Librarianship has been particularly welcoming to women and yet the careers of male and female librarians have not run in parallel. Women's role in the profession has evolved against a background of disapproval, and women librarians have found the paths of their careers hindered by a lack of parity in pay, status and prospects. A study of the history of women in libraries therefore entails an examination of both the opportunities and the obstacles they encountered along the way.
Women can justly claim to have been librarians for as long as the profession has formally existed. Their inauguration into the profession began on 5 September 1871 with an advertisement which appeared in the Manchester Guardian.
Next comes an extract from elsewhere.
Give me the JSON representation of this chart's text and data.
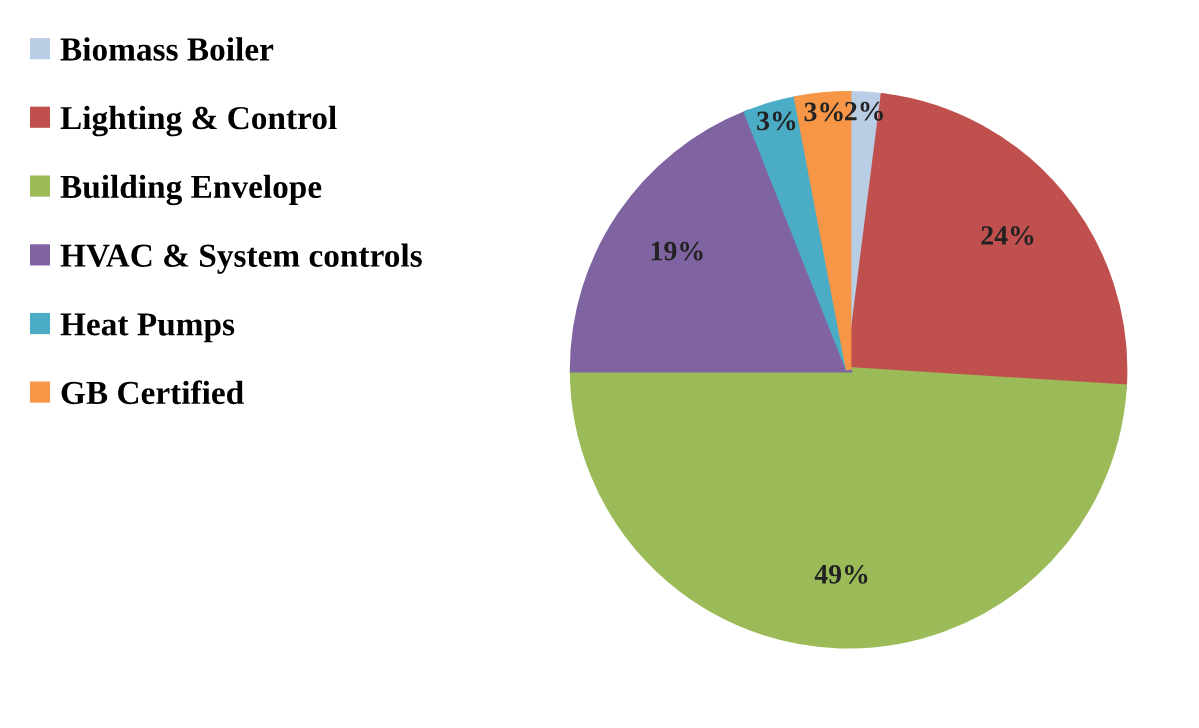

It called for respectable, intelligent, young women to apply for the position of assistant. If this advertisement had been aimed at young men, it would have elicited only a few replies. In fact, the response was huge. Twenty applicants were short-listed, and three were eventually engaged on the trial wage of six shillings a week.
The decision to employ women in this capacity was a stratagem of economy. The library movement had expanded rapidly, and had soon outgrown its base of public support and funds. Moreover, at Manchester, the Library Committee was concerned at the rate at which the young male assistants were leaving to find work with greater financial rewards. The experiment was successful, and by 1879 Manchester was employing thirty-one women assistants at ten to eighteen shillings a week. Seven other libraries followed this lead: Birmingham, Bradford, Bristol, Derby, Newcastle upon Tyne, Paisley and Smethwick.